CeeBee

maandag 4 juli 2005

Politiek

In de vierde klas van de middelbare school had ik les van mijnheer F. Met zijn 1,60 mtr, uitstekende kin en uitdunnende haardos was het geen schoonheid. Hij was als een beul in de klas en tolereerde geen opstandige tieners. Dat was ik niet, maar hij vond van wel. Als ik iets vroeg aan mijn buurvrouw, verstoorde ik de les. Als ik niets opschreef, lette ik niet op en als ik een vraag stelde was ik irritant. Na een lange reeks aanvaringen stond ik weer eens op de gang. Ik had er genoeg van en ik stapte zeer verontwaardigd naar mijn conrector. Hij gaf mij geen gelijk, maar stelde een gesprek met mijnheer F. voor.

In de kleine kamer van de conrector zaten mijnheer F. en ik tegenover elkaar. We gaven allebei geen duimbreed toe. Hij was vooringenomen, zo vond ik. Ik was strontvervelend, zo vond hij. Na een sterk staaltje bemiddeling van de conrector schudden wij elkaar de hand en beloofden een nieuwe start te maken. Hij werd mijn favoriete leraar.
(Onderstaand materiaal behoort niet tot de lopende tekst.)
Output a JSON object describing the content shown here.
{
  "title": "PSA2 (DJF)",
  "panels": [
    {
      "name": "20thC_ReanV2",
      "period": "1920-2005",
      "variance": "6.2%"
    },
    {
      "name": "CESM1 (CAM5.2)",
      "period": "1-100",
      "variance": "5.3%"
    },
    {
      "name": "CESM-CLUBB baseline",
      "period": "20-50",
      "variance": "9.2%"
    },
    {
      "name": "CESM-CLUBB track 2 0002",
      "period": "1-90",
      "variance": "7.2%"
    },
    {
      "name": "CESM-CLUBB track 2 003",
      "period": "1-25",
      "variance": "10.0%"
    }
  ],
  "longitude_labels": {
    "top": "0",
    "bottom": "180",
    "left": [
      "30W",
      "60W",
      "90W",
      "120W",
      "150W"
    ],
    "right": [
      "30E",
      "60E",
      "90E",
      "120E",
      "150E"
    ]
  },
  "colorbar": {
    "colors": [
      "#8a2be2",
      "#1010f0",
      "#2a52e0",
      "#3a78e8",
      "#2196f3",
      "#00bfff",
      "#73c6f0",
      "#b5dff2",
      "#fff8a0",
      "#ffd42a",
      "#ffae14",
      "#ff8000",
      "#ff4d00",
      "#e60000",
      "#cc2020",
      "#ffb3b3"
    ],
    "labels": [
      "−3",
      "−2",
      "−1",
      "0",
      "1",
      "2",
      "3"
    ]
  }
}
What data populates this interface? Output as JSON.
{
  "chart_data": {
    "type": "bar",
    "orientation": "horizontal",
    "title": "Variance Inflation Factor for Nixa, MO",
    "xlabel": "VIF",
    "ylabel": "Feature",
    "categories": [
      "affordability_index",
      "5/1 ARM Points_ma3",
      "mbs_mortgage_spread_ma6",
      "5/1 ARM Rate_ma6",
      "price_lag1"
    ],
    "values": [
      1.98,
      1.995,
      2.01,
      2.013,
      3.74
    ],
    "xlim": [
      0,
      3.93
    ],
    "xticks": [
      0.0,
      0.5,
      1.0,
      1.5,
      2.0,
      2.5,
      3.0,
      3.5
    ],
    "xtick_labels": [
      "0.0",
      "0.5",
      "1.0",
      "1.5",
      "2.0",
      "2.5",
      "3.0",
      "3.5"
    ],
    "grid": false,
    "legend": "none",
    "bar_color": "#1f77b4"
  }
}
Mijnheer F. gaf les in maatschappijleer. Hij meende dat wij de politiek van Nederland moesten begrijpen en wekenlang leerde ik alle partijprogramma's uit mijn hoofd. In 1990 wist ik dan ook de standpunten van alle partijen. Dat was de laatste keer. Bij elke verkiezing neem ik mij voor om de programma's door te nemen. Dit doe ik nooit en stem gewoon op D' 66. Macht der gewoonte.